The AWDC is the umbrella organisation for the entire industry, with an office in the centre of the diamond district. “We have 72 nationalities working here,” says Donckier. “While there are other trading hubs, Antwerp is still crucial because we are politically neutral. An Arab, for instance, can’t exactly go to Israel to trade. Here, it’s not a problem for an Indian to trade with an Israeli, an Arab or someone from China. That’s the strength of Antwerp.”

And while the lion’s share of polishing is done in India, the most skilled polishing is still done in Antwerp. Large stones are usually cut and polished here because the tiniest mistake can reduce its value substantially. A perfect polish can raise the value just as much.

Antwerp was also instrumental in leading the charge against conflict diamonds – also known as blood diamonds – about 20 years ago. When it was discovered that an illegal diamond trade was funding insurgencies and warlords in Africa, the AWDC funded the Antwerp Diamond Council, which developed the Kimberley Process. Kimberley has brought the trade in conflict diamonds, which was found in the artisanal diamond sifting trade, from a high of 15% in about 2000 to less than 0.02% today.

“There are now many initiatives in nplace to prevent the sale of blood diamonds,” says Donckier. “And the Kimberley process is constantly under review. When it was started, it was focused on blood diamonds, but now we are more concerned with working conditions and sustainability.”

So … are diamonds forever? Well, they’ve certainly been around the longest. While most gemstones take millions of years to form, every diamond in existence is more than one billion years old. “There was a big explosion in the centre of the earth, and that’s where the diamonds come from,” says Donckier. So in fact, the diamonds coming out of mines today are the first – and the last. “One day we will run out of diamonds, absolutely.”

The 4 Cs

Are the biggest diamonds the most expensive? Not necessarily. The value of a polished diamond depends on the four Cs. Trader Stefan Leemans of Silvius Druon explains.

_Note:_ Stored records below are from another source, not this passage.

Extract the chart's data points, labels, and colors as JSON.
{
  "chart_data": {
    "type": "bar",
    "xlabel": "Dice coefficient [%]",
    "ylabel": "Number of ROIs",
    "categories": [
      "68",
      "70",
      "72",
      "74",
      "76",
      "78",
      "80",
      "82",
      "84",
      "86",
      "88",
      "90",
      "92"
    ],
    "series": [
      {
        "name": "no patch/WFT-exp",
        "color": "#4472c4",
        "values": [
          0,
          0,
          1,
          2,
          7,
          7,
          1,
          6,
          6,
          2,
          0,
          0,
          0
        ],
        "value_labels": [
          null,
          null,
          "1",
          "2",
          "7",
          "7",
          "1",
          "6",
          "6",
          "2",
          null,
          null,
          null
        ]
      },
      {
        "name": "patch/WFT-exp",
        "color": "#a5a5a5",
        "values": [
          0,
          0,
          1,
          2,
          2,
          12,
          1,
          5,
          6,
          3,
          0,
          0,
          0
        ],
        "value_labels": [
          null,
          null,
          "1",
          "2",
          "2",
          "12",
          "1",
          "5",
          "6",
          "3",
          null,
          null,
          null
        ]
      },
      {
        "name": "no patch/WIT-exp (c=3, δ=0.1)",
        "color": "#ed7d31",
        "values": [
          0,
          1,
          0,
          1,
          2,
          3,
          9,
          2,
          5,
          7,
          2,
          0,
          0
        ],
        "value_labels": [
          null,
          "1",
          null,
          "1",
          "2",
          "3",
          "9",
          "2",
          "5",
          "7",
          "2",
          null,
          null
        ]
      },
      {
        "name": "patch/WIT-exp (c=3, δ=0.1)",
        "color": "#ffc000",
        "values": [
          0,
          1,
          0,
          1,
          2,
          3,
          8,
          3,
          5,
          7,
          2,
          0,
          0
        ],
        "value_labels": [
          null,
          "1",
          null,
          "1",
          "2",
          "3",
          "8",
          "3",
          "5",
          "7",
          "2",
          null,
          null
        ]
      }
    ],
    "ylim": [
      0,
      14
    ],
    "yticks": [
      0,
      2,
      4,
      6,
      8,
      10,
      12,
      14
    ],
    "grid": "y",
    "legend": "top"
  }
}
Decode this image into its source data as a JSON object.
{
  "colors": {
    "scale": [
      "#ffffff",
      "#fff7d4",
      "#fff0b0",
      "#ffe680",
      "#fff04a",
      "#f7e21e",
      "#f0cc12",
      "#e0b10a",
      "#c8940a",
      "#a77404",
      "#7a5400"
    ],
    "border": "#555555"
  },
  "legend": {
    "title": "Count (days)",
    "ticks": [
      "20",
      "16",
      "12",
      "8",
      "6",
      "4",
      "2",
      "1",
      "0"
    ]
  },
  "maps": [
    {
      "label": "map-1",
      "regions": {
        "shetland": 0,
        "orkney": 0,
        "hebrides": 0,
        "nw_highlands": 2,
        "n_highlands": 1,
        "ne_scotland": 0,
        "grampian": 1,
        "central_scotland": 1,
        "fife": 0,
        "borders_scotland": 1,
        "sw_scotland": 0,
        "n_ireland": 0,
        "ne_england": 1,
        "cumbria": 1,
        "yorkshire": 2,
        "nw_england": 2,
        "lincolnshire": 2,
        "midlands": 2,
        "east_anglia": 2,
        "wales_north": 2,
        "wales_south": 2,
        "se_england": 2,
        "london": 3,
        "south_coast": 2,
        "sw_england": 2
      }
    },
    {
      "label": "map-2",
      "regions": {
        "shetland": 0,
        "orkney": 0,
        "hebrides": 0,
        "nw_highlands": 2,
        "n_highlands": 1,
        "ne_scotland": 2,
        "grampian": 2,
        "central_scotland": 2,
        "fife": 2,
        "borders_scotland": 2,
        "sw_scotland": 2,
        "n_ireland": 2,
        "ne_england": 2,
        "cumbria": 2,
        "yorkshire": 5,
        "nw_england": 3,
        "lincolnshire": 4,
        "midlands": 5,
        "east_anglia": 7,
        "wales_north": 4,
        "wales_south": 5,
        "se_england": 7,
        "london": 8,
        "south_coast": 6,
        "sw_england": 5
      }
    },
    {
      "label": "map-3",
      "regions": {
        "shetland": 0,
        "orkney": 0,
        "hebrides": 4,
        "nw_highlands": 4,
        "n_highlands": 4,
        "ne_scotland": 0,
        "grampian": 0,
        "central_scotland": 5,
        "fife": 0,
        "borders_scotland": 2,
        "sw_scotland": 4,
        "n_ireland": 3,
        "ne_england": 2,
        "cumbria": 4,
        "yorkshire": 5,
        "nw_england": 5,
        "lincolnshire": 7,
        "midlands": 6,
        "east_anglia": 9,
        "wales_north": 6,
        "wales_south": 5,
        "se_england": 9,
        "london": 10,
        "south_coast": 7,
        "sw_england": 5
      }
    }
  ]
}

  • Carat: This is purely the weight of the diamond, with 1 carat equal to 20g. The price rises exponentially based on the carat.
  • Colour: Based on a scale from ‘D’ (white) to ‘Z’ (yellow). The whiter the colour, the rarer the stone, and the higher the price.
  • Clarity: How perfectly formed the rough diamond is, particularly when it comes to ‘inclusions’, which are tiny imperfections. The bigger the imperfection, the less
  • valuable the diamond.
  • Cut: How well it has been cut and polished, whether it is perfectly proportionate. This influences how it reflects the light and is described as ‘excellent’, ‘good’, ‘poor’, etc.